I'm loving one of her definitions of a writer:
"The picture of the artist as a monster made up of one part vain child, one part suffering martyr, and one part boulevardier [most definitely my word of the day] is a legacy to us from the last century, and a remarkably embarrassing inheritance. There is an earlier and healthier idea of the artist than that, the idea of the genius as a man more versatile, more sympathetic, more studious than his fellows, more catholic in his tastes, less at the mercy of the ideas of the crowd.
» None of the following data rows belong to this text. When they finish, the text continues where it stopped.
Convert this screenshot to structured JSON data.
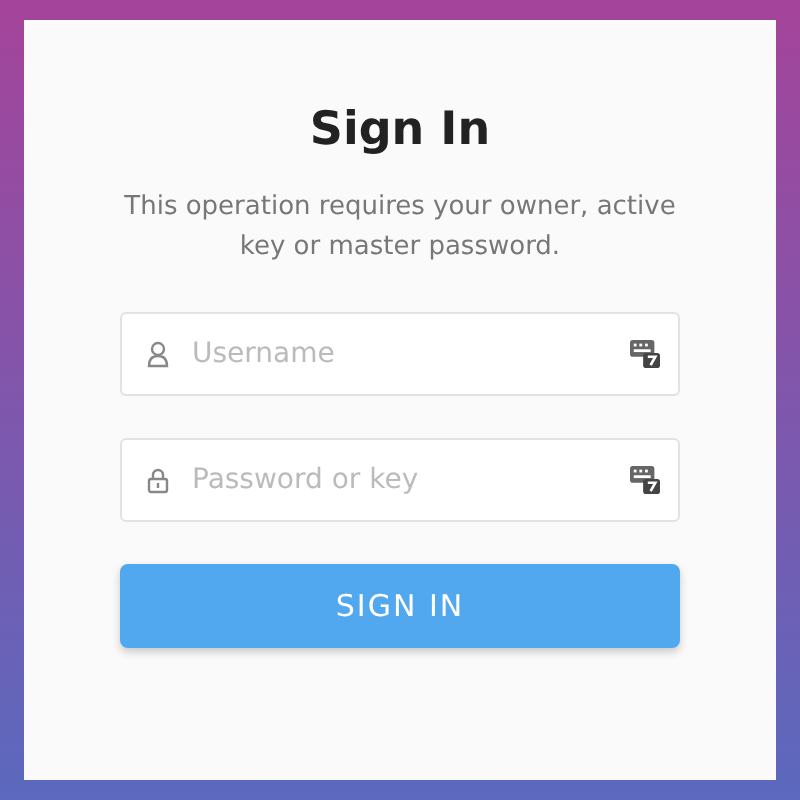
{
  "title": "Sign In",
  "description": "This operation requires your owner, active key or master password.",
  "fields": [
    {
      "kind": "user",
      "placeholder": "Username"
    },
    {
      "kind": "lock",
      "placeholder": "Password or key"
    }
  ],
  "button": "SIGN IN"
}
The grain of truth in the fin de siècle notion, though, is this: the author of genius does keep till his last breath the spontaneity, the ready sensitiveness, of a child, the 'innocence of eye' that means so much to the painter, the ability to respond freshly and quickly to new scenes, and to old scenes as though they were new; to see traits and characteristics as though each were new minted from the hand of God instead of sorting them quickly into dusty categories and pigeon-holing them without wonder or surprise; to feel situations so immediately and keenly that the wore 'trite' has hardly any meaning for him; and always to see 'the correspondences between things' of which Aristotle spoke two thousand years ago. This freshness of response is vital to the author's talent."